今年2月14日、平昌五輪の6日目。スピードスケート女子1000メートルが行われ、日本の小平奈緒選手が銀メダルを獲得した。

兵庫県加古川市の自宅でその快走を見ていたシューフィッター 三村仁司さんは、小平選手にお祝いと激励のメッセージを送った。しばらくすると、小平選手から返信が届いた。

「ありがとうございます。自信をもってあとはやるだけです」

銀メダルに気落ちした様子も、4日後に控えた500メートルに向けて気負っている気配もない。三村さんは頼もしく感じながら、再びメッセージを書いた。

「そうですね。自信をもってやれば結果がついてきますよ。気持ちを強く持って、自分に勝ってください」

三村さんは、平昌五輪前のやり取りを思い出していた。アシックスを定年退職した後の2009年、故郷の加古川市に立ち上げた「ミムラボ」では、さまざまなジャンルのスポーツ選手にオーダーメイドのシューズを作っている。

ミムラボ。15人の若手社員がシューズづくりに勤しむ
兵庫県加古川市のミムラボ。15人の若手社員がシューズづくりに勤しむ

小平選手にも、レース前のアップ用、ダッシュ用などトレーニングシューズを4種類提供しているのだが、五輪前に小平選手から「金メダルを取るので、ゴールドのラインが入ったシューズを作ってください」と頼まれたのだ。

今年1月1日、三村さんはニューバランスとグローバルパートナーシップ契約を締結。小平さんにもニューバランスのシューズを提供しており、側面に入る白い「N」の文字をゴールドにしてほしいという依頼だった。

まだニューバランスと契約して間もないこともあり、「N」をほかの色に変えたことがなかった三村さんは、「わしは白のラインしか無理やねん」と一度は断ったそうだ。しかし、小平選手も諦めない。

「一足だけでいいので、ゴールドのラインで作ってもらえませんか?」

いつも素直で謙虚な小平選手が、ここまで食い下がるのだ。よっぽど平昌五輪に懸ける想いが強いのだろうと思った三村さんは、ニューバランスに掛け合い、特別に「N」が金色に輝くシューズを二足用意した。そのシューズが小平選手のもとに届けられたのは2月4日。その二日後、小平選手はピョンチャンに向けて旅立った。

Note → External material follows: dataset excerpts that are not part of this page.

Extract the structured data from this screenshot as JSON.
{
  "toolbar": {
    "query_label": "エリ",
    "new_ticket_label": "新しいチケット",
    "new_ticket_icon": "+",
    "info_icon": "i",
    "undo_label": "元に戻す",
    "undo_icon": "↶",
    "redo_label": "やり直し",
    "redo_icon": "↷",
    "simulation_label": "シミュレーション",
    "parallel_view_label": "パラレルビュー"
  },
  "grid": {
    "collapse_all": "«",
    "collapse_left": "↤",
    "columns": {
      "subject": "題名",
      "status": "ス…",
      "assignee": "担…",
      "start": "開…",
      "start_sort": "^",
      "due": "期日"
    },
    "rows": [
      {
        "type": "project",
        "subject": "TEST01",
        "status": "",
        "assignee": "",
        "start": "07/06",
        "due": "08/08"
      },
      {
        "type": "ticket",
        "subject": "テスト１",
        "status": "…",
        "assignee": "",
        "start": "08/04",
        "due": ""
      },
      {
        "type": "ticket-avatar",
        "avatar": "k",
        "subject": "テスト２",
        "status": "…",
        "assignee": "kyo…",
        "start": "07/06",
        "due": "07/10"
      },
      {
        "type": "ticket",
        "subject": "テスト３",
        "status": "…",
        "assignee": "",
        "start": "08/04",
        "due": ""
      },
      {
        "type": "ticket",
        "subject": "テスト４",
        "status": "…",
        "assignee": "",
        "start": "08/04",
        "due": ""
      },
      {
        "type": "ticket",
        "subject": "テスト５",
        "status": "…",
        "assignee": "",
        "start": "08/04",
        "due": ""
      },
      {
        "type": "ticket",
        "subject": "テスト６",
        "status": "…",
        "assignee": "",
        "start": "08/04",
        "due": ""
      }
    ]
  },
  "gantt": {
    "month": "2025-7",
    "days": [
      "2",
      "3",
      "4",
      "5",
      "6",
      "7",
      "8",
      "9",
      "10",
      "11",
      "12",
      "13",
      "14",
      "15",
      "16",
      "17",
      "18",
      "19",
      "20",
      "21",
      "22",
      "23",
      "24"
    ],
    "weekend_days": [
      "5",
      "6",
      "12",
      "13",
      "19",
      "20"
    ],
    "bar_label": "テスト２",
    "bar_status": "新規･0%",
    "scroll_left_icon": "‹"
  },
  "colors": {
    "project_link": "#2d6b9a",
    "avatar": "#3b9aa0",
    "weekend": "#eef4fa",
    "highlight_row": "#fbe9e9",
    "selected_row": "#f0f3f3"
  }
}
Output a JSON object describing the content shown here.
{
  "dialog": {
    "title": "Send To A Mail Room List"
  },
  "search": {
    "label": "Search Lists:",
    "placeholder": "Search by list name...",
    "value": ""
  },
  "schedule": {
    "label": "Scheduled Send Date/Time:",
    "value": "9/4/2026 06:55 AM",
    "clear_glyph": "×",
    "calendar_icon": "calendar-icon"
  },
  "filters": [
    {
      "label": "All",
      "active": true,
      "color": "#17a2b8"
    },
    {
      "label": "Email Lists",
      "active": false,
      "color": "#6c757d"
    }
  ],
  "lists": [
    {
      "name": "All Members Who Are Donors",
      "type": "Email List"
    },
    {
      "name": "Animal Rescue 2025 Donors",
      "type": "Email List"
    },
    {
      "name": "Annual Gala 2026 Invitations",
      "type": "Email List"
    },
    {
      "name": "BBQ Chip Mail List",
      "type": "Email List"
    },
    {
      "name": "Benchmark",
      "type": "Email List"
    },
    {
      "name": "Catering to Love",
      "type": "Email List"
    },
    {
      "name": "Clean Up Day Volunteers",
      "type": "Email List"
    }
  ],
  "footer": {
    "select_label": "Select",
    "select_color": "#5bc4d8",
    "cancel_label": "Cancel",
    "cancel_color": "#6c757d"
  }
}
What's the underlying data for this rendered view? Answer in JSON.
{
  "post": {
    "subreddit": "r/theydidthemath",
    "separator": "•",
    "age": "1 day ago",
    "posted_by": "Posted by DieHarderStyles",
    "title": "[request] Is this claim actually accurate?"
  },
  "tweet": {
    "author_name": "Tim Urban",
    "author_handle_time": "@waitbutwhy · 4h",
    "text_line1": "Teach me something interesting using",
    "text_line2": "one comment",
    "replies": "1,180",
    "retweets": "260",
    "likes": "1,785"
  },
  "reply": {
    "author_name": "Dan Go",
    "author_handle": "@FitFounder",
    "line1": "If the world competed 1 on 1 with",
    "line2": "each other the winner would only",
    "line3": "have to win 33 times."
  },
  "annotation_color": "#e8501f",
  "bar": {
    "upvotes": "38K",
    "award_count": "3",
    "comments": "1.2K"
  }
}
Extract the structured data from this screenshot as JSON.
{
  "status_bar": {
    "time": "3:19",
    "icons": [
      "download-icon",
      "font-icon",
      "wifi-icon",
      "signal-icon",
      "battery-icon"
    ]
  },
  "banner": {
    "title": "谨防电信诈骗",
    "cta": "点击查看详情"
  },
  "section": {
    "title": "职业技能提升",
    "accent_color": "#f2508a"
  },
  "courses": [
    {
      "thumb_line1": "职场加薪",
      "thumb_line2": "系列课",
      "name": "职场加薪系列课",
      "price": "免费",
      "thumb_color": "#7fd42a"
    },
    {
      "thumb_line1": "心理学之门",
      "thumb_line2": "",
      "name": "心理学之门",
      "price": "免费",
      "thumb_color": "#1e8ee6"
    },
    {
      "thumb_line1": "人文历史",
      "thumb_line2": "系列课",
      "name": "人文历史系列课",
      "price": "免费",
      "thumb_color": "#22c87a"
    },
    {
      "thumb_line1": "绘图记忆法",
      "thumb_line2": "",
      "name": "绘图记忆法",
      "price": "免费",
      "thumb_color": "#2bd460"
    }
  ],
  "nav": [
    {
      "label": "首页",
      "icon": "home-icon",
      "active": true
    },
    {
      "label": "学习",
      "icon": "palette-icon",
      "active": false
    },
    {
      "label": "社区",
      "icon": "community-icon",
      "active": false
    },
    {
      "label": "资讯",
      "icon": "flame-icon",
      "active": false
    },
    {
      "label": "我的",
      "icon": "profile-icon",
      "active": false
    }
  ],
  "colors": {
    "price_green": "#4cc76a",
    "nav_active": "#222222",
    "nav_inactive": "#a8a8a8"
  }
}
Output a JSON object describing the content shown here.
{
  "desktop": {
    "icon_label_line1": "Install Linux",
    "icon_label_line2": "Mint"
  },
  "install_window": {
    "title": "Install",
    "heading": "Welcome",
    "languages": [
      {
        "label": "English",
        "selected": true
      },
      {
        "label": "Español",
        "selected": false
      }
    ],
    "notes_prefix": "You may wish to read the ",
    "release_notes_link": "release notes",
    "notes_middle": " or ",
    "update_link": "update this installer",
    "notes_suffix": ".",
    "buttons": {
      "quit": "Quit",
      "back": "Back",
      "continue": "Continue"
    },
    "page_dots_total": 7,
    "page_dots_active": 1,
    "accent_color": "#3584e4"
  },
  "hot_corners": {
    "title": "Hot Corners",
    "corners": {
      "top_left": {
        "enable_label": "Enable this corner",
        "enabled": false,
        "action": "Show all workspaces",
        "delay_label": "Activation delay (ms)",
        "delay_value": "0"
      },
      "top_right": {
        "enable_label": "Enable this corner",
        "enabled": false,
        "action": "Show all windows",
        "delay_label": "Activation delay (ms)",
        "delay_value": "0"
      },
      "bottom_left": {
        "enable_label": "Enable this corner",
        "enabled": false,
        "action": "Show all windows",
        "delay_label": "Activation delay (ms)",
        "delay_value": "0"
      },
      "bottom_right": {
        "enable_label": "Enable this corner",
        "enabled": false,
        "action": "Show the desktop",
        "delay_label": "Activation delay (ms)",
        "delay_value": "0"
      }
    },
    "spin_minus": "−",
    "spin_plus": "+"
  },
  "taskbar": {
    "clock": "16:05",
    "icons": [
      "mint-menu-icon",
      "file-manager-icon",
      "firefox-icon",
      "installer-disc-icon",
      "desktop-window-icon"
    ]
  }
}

1000メートルで銀メダルを取り、迎えた500メートル戦の2月18日。小平選手は、五輪新記録の36秒94を叩き出し、表彰台の一番高いところで君が代を聞いた。スピードスケートでは、日本女子で初となる金メダルだった。

三村さんが小平選手に送った「N」がゴールドのシューズ
三村さんが小平奈緒選手に送った「N」がゴールドのシューズ

51年のキャリアを誇る三村さんがシューズの製作を手がけてきた数百人の選手のなかで、五輪の金メダリストは4人目だった。フィンランドのラッセ・ビレン選手、マラソンの高橋尚子選手、野口みずき選手、そして小平選手だ。

1967年3月21日、兵庫県神戸市。

この日、兵庫県立飾磨工業高等学校を卒業した三村さんは、アシックスの前身、オニツカに入社した。配属は第2製造課。多品種少量生産の部署で、さまざまな種類のシューズを手づくりするのが仕事だった。

三村さんは、納得がいかなかった。陸上の名門校でキャプテンを務め、インターハイにも出場した経験のある三村さんのもとには、3校の大学から推薦入学の話が来ていた。それを蹴り、オニツカで働くことを選んだ理由は「勉強が嫌いだから」だけではない。

高校時代に履いていた布製のランニングシューズがあまりに貧弱で、すぐに破れたため、「もっと丈夫な靴があったらええのに。研究して良いものを作りたいな」という強い想いがあったからだ。

面接の時にも「研究所で働きたい」と希望を伝えていたから、第2製造課への配属は不本意だった。その不満を上司に伝えると、「ものづくりをわかってからにしたほうがええ」と諭されて、渋々ながら受け入れた。

第2製造課では靴づくりをイチから学び、6年目、念願の研究室に異動。ゴムやスポンジの硬度、軽さ、クッション性、接着剤、摩耗の速度など機能的なことを学んだ。

すべてのシューズの基礎となる足型を測るための道具
すべてのシューズの基礎となる足型を測るための道具

転機が訪れたのは74年。この年、オニツカはトップアスリートを育成し、サポートすることでシューズのブランドと認知度を高めようという方針を定めた。当時、同じような戦略をとっているメーカーはほかになく、日本では先進的なアイデアだった。この新機軸を担う人材として経営陣から白羽の矢を立てられたのが、三村さんだった。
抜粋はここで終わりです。